Apache Kafka is a distributed streaming platform.

A streaming platform has three key capabilities:
– Publish and subscribe to streams of records, similar to a message queue or enterprise messaging system
– Store streams of records in a fault-tolerant durable way
– Process streams of records as they occur
Kafka is generally used for two broad classes of applications:
– Building real-time streaming data pipelines that reliably get data between systems or applications
– Building real-time streaming applications that transform or react to the streams of data

More about Kafka here.

our new Indexing architecture

The new architecture has two flows – real-time and backpopulation(non-realtime)

Real-time indexing flow
In real-time flow, data is available in ES within milliseconds of data being updated.

USER UPDATES profile data –> MYSQL –> BINLOG –> MAXWELL publishes binlog event to –> KAFKA -> KAFKA CONSUMER reads binlog event(enriches data, may/may not call ES-DATA-SERVICE) –> ELASTICSEARCH

– For every DML operation Maxwell daemon ‘maxwell-streaming-etl-shaadi-db1’ produces its binlog events as a message to Kafka topic ‘streaming_realtime’.
– Kafka consumer ‘es-indexing-service’ written in Python subscribes to Kafka topic ‘streaming_realtime’ reads and enriches data or applies some business rules before indexing it to ES.
– If consumer ‘es-indexing-service’ receives update events of a simple field we directly index to ES. No SQL queries are needed here!
– If consumer ‘es-indexing-service’ consumer receives binlog events of a derived field we call ‘es-data-service’ which in response returns a list of ES field-value to be indexed in ES.

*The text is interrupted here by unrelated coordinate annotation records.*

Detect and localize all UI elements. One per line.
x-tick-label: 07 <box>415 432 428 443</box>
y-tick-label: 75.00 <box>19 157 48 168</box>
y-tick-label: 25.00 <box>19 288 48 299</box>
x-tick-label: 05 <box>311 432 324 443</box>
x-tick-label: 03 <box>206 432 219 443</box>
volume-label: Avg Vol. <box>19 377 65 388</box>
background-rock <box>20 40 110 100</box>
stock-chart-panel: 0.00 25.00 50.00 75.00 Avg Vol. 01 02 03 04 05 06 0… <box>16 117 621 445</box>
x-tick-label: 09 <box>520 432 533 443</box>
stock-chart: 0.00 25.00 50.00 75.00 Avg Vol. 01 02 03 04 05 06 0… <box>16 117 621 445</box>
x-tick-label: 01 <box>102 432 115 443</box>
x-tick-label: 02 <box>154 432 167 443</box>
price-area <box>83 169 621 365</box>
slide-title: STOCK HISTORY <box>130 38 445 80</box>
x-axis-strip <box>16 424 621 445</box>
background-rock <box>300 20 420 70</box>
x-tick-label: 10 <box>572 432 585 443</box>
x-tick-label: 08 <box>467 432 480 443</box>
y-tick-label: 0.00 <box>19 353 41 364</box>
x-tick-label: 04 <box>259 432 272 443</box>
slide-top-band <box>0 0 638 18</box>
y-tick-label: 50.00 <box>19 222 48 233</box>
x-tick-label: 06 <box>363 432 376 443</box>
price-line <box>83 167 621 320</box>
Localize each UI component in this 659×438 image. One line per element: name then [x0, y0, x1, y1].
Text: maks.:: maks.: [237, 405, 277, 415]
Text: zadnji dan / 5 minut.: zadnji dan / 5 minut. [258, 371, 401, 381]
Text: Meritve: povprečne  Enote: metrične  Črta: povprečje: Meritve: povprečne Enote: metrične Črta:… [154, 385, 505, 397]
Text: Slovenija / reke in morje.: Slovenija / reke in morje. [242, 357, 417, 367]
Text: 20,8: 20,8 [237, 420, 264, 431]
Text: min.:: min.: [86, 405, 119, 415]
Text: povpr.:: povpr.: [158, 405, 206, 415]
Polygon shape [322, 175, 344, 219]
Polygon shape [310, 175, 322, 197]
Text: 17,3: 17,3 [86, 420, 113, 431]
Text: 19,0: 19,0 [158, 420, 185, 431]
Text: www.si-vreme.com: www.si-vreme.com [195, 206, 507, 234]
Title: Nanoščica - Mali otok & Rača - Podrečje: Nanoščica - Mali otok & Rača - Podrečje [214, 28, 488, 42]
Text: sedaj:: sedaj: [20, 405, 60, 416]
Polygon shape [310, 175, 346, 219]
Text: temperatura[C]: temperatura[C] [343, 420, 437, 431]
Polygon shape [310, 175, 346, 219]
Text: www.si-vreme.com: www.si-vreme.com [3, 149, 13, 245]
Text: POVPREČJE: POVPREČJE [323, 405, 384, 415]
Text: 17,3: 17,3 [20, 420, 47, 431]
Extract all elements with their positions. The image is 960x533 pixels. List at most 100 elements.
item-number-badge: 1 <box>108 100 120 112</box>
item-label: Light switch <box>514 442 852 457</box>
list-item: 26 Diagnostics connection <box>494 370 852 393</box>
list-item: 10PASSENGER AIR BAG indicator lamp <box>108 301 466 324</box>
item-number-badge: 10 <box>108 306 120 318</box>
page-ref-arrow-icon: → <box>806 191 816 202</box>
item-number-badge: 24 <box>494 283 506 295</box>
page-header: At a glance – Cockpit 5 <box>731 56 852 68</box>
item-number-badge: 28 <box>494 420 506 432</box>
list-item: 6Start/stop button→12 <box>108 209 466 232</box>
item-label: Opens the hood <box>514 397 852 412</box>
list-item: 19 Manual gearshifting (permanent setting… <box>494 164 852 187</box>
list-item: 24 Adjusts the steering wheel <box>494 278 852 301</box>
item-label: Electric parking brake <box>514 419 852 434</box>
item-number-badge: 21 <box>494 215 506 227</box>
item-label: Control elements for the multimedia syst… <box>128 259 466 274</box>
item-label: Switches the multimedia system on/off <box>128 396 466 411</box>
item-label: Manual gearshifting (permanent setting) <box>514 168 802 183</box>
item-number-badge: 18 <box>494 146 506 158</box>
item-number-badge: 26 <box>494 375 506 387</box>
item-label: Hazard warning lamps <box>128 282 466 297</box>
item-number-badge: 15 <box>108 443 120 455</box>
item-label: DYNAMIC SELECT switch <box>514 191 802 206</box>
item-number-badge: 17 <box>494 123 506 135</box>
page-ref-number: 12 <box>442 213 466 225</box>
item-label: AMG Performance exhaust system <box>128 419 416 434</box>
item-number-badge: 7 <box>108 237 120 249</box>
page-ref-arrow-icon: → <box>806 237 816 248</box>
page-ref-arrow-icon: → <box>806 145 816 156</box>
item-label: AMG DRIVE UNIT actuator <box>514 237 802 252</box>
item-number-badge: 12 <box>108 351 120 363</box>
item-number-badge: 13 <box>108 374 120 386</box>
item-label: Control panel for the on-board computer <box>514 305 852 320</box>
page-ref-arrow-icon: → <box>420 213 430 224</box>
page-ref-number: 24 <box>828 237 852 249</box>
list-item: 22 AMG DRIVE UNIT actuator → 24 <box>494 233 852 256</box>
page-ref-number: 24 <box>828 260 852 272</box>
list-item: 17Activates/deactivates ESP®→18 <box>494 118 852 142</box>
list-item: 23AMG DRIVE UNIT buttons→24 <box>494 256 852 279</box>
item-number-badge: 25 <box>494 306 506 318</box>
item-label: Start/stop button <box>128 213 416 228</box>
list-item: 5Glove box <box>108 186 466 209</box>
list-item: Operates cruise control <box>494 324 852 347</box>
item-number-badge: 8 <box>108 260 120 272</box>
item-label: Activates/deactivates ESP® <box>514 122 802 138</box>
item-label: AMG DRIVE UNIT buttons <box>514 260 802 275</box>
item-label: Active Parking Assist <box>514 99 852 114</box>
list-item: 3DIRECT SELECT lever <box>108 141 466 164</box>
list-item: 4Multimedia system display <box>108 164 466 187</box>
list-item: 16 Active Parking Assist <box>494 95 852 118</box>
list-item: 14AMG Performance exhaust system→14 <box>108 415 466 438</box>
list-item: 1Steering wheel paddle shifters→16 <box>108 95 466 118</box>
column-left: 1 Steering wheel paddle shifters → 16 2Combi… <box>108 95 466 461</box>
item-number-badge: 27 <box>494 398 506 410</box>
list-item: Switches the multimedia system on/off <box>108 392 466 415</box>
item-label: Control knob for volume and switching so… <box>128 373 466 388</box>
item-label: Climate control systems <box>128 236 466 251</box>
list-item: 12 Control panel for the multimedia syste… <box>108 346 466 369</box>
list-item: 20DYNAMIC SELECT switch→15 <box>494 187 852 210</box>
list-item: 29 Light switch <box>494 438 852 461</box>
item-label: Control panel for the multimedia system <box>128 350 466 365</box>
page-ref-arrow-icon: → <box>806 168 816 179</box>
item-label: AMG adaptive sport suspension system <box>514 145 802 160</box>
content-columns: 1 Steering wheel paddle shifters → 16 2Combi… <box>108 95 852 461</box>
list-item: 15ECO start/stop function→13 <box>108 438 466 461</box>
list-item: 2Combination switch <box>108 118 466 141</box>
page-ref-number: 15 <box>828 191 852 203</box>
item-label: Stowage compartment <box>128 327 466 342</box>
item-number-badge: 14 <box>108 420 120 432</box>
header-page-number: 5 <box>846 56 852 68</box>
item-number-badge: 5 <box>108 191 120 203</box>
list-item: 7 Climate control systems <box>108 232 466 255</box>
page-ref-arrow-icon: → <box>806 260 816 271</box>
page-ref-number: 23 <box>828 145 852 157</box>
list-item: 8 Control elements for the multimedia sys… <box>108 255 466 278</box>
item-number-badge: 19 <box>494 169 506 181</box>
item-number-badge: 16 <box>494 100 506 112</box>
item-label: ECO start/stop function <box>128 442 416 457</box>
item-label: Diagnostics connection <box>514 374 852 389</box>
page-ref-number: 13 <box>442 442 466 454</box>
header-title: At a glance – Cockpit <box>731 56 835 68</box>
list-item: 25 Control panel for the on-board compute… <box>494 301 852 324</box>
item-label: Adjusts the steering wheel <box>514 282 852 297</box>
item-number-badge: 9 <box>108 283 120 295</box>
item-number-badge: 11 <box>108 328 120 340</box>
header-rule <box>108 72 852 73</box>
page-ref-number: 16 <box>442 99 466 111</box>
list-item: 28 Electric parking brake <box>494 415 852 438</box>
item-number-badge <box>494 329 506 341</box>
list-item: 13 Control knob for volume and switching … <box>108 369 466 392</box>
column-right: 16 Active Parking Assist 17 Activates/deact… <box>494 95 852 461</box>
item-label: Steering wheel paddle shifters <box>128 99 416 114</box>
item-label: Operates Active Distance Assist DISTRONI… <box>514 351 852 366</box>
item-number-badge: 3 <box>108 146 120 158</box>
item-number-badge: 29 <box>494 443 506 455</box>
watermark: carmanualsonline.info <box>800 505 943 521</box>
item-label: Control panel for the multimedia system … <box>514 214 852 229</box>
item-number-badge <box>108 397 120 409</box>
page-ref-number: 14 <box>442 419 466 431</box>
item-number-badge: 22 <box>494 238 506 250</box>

Backpopulation indexing flow

Let me first explain the purpose of backpopulation indexing.
Suppose you want to introduce a new field ‘education’ in ES, in the real-time flow ‘education’ will get indexed in ES when education is updated by user. How do you index ‘education’ of an existing user who is not updating his/her education? Backpopulation of field will do that!
We used separate set of maxwell-kafka topic-consumer so when we backpopulate for millions of users it won’t lag and impact real-time events

Now how does backpopulation work?

– Maxwell daemon ‘maxwell-shaadi-es-backfill’ connects to DB1 and based on bootstrapping condition given, replays and produces binlog events to Kafka topic ‘streaming_non_realtime’.
– ‘es-backfill-service’ written in Python acts as a consumer to Kafka topic ‘streaming_db1_backfill’.
– ‘es-backfill-service’ calls es-data-service to get values of fields that need to be backpopulated and indexes it to ES.

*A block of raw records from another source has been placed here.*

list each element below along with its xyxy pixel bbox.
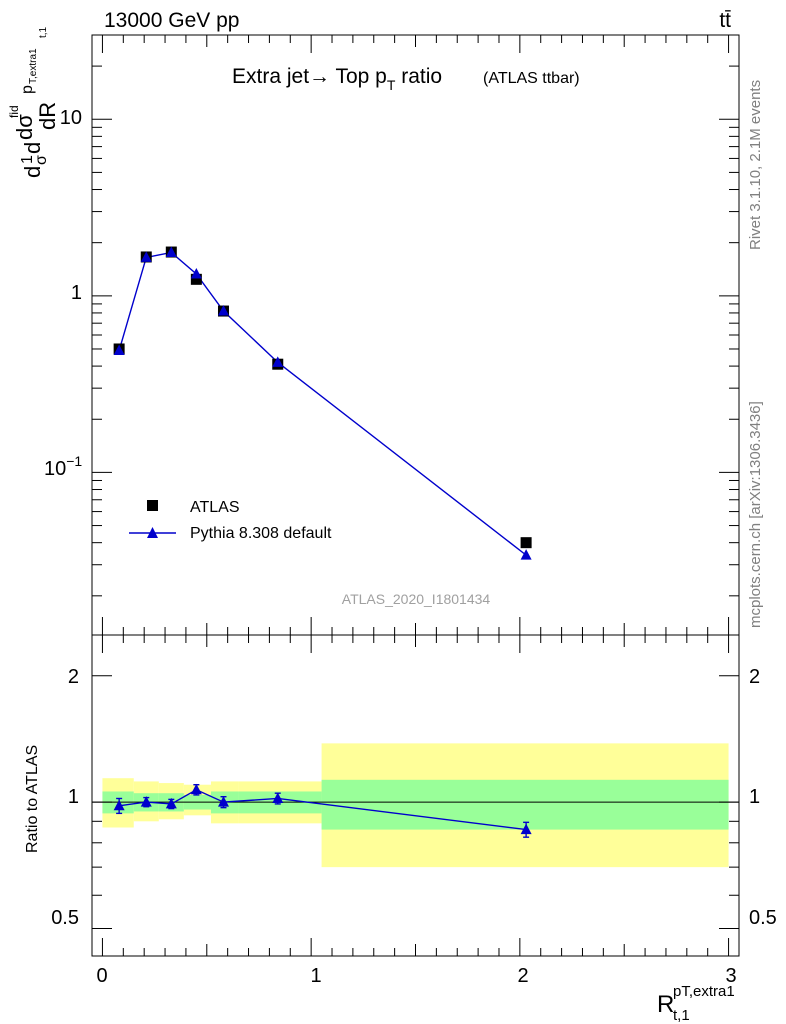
- ytick-label-1: 1: [71, 282, 82, 304]
- atlas-point: [520, 537, 532, 549]
- pythia-point: [520, 549, 532, 560]
- ylabel-frac-num: 1: [19, 155, 36, 164]
- ratio-ytick-label-2: 2: [68, 666, 79, 688]
- ratio-axis-ticks: [92, 635, 739, 956]
- xtick-label-2: 2: [517, 965, 528, 987]
- rivet-label: Rivet 3.1.10, 2.1M events: [747, 80, 764, 250]
- pythia-point: [190, 267, 202, 279]
- ytick-label-0.1-base: 10: [44, 458, 66, 480]
- process-label: tt̄: [719, 9, 731, 32]
- legend-pythia-label: Pythia 8.308 default: [190, 525, 332, 542]
- ylabel-dR: dR: [35, 102, 60, 130]
- pythia-point: [113, 344, 125, 356]
- ylabel-d1: d: [20, 166, 45, 178]
- analysis-label: ATLAS_2020_I1801434: [342, 591, 491, 607]
- ylabel-d2: d: [20, 142, 45, 154]
- atlas-point: [190, 273, 202, 285]
- ratio-ytick-label-right-2: 2: [749, 666, 760, 688]
- collision-label: 13000 GeV pp: [104, 9, 239, 32]
- ylabel-frac-den: σ: [33, 155, 50, 165]
- mcplots-label: mcplots.cern.ch [arXiv:1306.3436]: [747, 401, 764, 628]
- main-y-axis-label: d 1 σ d dσ fid p T,extra1 t,1 dR: [7, 26, 60, 178]
- ratio-bands: [92, 743, 739, 868]
- ratio-y-axis-label: Ratio to ATLAS: [24, 745, 41, 853]
- pythia-point: [217, 305, 229, 316]
- pythia-point: [165, 246, 177, 257]
- xlabel-sub: t,1: [673, 1007, 690, 1024]
- legend-atlas-label: ATLAS: [190, 499, 240, 516]
- legend: ATLAS Pythia 8.308 default: [129, 499, 332, 542]
- ratio-band-inner: [321, 779, 729, 830]
- main-axis-ticks: [92, 34, 739, 635]
- chart-title-subscript: T: [387, 77, 396, 93]
- ytick-label-0.1-exp: −1: [66, 453, 82, 469]
- ratio-ytick-label-right-1: 1: [749, 786, 760, 808]
- main-panel: Extra jet→ Top pT ratio (ATLAS ttbar) AT…: [7, 26, 740, 636]
- ratio-pythia-point: [140, 796, 152, 807]
- ratio-pythia-point: [217, 796, 229, 807]
- ytick-label-10: 10: [60, 107, 82, 129]
- ratio-panel: Ratio to ATLAS 0.5 1 2 0.5 1 2 0 1 2 3 R…: [24, 634, 777, 1024]
- ytick-label-0.1: 10−1: [44, 453, 82, 480]
- ratio-ytick-label-right-0.5: 0.5: [749, 907, 777, 929]
- xlabel-sup: pT,extra1: [673, 983, 735, 1000]
- ratio-pythia-point: [190, 783, 202, 795]
- x-axis-label: R pT,extra1 t,1: [657, 983, 735, 1024]
- chart-title-note: (ATLAS ttbar): [483, 70, 580, 87]
- pythia-point: [140, 251, 152, 262]
- ratio-ytick-label-1: 1: [68, 786, 79, 808]
- ylabel-fid: fid: [7, 105, 21, 118]
- chart-title-main: Extra jet→ Top p: [232, 65, 387, 88]
- pythia-line: [118, 251, 527, 556]
- main-frame: [91, 34, 740, 636]
- ratio-pythia-point: [272, 792, 284, 803]
- legend-pythia-marker: [147, 527, 158, 538]
- ratio-pythia-point: [165, 797, 177, 809]
- ratio-ytick-label-0.5: 0.5: [51, 907, 79, 929]
- ratio-pythia-point: [113, 799, 125, 811]
- main-series: [113, 246, 532, 560]
- pythia-point: [272, 356, 284, 367]
- ylabel-sub-t1: t,1: [38, 26, 49, 38]
- ylabel-p: p: [19, 85, 36, 94]
- chart-title-tail: ratio: [395, 65, 442, 88]
- ylabel-dsigma: dσ: [12, 114, 37, 140]
- ratio-pythia-point: [520, 823, 532, 835]
- xtick-label-0: 0: [96, 965, 107, 987]
- ylabel-sub-extra: T,extra1: [28, 48, 39, 84]
- chart-title: Extra jet→ Top pT ratio: [232, 65, 442, 93]
- xtick-label-3: 3: [725, 965, 736, 987]
- legend-atlas-marker: [147, 500, 158, 511]
- xlabel-main: R: [657, 991, 674, 1018]
- xtick-label-1: 1: [310, 965, 321, 987]
- ratio-series: [113, 783, 532, 838]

THE New Architecture is Awesome!

Near to real-time indexing – Data is available in ES within milliseconds of being updated
Single true source of data – Since all DML events are read from the binlog irrespective of which application updates profile data, it gets written to ES. Incase of old architecture, if any application misses writing to pool table than update won’t go to ES
Robust and scalable
Containerized CI/CD deployment
Can easily control indexing rate – We can increase/reduce consumer service containers to control our indexing rate
Exponential backoff technique
Exponential backoff is a technique where we add incremental delay in the Fibonacci fashion, having an upper limit when underlying systems/infra like Elasticsearch/DB/etc. are facing downtime or are under stress so that we do not overload them and allow them to recover by throwing less/no traffic. After each delay we check if the subsequent request succeeds or not, if the request fails again delay is increased, if it succeeds the delay is reduced.

For example when the number of requests in the ES queue reaches its maximum capacity, ES starts throwing write rejections. In this scenario, if we keep sending requests at usual speed then ES will keep throwing rejections, so it’s better to offload ES with lesser number of requests till it recovers.

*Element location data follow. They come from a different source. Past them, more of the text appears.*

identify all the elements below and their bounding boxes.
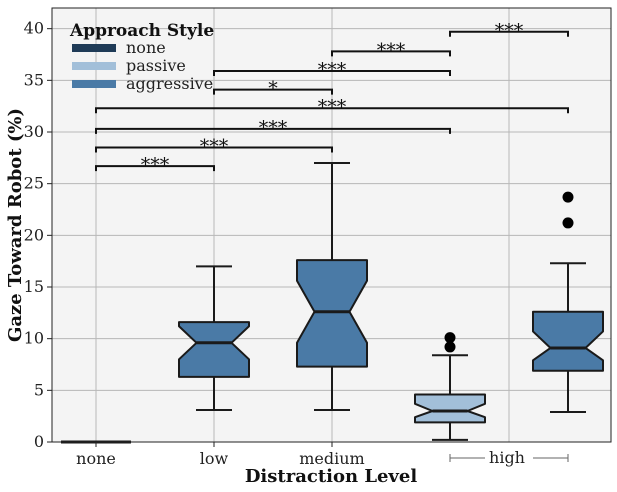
outlier-point <box>444 332 456 344</box>
bracket-line <box>95 146 333 153</box>
bracket-line <box>95 165 215 172</box>
box-body <box>532 310 604 372</box>
box-body <box>414 393 486 424</box>
boxes <box>61 162 604 444</box>
significance-label: *** <box>495 20 524 42</box>
x-tick-labels: none low medium high <box>76 442 569 468</box>
x-tick-label-low: low <box>200 449 229 468</box>
box-low-aggressive <box>178 265 250 411</box>
y-tick-label: 20 <box>24 225 44 244</box>
bracket-line <box>95 127 451 134</box>
significance-bracket: *** <box>95 117 451 139</box>
legend-label: none <box>126 38 166 57</box>
legend-swatch <box>72 62 116 70</box>
bracket-line <box>95 107 569 114</box>
significance-label: *** <box>259 117 288 139</box>
y-tick-label: 10 <box>24 329 44 348</box>
y-tick-label: 0 <box>34 432 44 451</box>
significance-label: *** <box>200 136 229 158</box>
legend-swatch <box>72 44 116 52</box>
y-tick-label: 30 <box>24 122 44 141</box>
x-tick-label-none: none <box>76 449 116 468</box>
box-high-aggressive <box>532 191 604 414</box>
legend-label: passive <box>126 56 186 75</box>
x-axis-label: Distraction Level <box>245 466 418 487</box>
significance-bracket: *** <box>95 96 569 118</box>
y-tick-label: 25 <box>24 174 44 193</box>
legend-label: aggressive <box>126 74 213 93</box>
box-high-passive <box>414 332 486 441</box>
box-body <box>296 259 368 368</box>
y-tick-label: 5 <box>34 380 44 399</box>
y-tick-label: 35 <box>24 70 44 89</box>
bracket-line <box>213 88 333 95</box>
significance-bracket: *** <box>449 20 569 42</box>
significance-label: * <box>268 78 278 100</box>
significance-bracket: *** <box>95 136 333 158</box>
outlier-point <box>444 341 456 353</box>
outlier-point <box>562 191 574 203</box>
significance-label: *** <box>141 154 170 176</box>
bracket-line <box>449 30 569 37</box>
significance-brackets: ********************** <box>95 20 569 176</box>
box-medium-aggressive <box>296 162 368 411</box>
y-tick-label: 40 <box>24 19 44 38</box>
y-tick-labels: 0 5 10 15 20 25 30 35 40 <box>24 19 52 451</box>
significance-label: *** <box>377 39 406 61</box>
legend-swatch <box>72 80 116 88</box>
bracket-line <box>213 70 451 77</box>
significance-bracket: *** <box>331 39 451 61</box>
significance-bracket: * <box>213 78 333 100</box>
outlier-point <box>562 217 574 229</box>
legend-entry-none: none <box>72 38 166 57</box>
significance-bracket: *** <box>213 59 451 81</box>
x-tick-label-medium: medium <box>299 449 364 468</box>
legend-title: Approach Style <box>69 21 214 41</box>
x-tick-label-high: high <box>489 448 525 467</box>
legend-entry-passive: passive <box>72 56 186 75</box>
box-body <box>178 321 250 378</box>
y-axis-label: Gaze Toward Robot (%) <box>5 108 26 342</box>
significance-bracket: *** <box>95 154 215 176</box>
bracket-line <box>331 50 451 57</box>
y-tick-label: 15 <box>24 277 44 296</box>
significance-label: *** <box>318 96 347 118</box>
legend-entry-aggressive: aggressive <box>72 74 213 93</box>
significance-label: *** <box>318 59 347 81</box>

We have implemented an auto-recovery logic where once the underlying systems are healthy again, on every subsequent successful request we reduce delay exponentially and indexing rate is restored to normal.
Lesser database overhead and reduced load on db
Since updates are read from binlog events there is no need to separately query db to get the profile info, hence reduced load on db. In the new architecture we require querying db but only for derived fields but they are very few in number as compared to simple fields.
Multiple data sources – We can have various data sources like Mysql, DynamoDb, Mongo or some application producing to Kafka for it to be indexed in ES

IT’s now Time to sit back and relax

* Our real-time data in ES – available within milliseconds of update
* Backpopulation of a field for millions of user is done within 8-10 hours compared to the 4-5 days it used to take earlier
* Apart from this, as explained above we now a have scalable, robust and less db intensive architecture

How are our services performing?

~18 million indexing operations/day(~200 req/sec) and new indexing pipeline scales well to handle surge in traffic

es-indexing-service(real-time indexing) latency distribution – 50% of docs are indexed within 40ms, 75% request done in 60ms, 90% within 180ms

Latency distribution of es-data-service(written in Golang) – 50% request done within 2ms, 95% within 4ms and 99% within 10ms

I hope this article helps if you are having similar issues with your legacy systems. You can pick some ideas from here which solve your use case and build interesting applications. 😀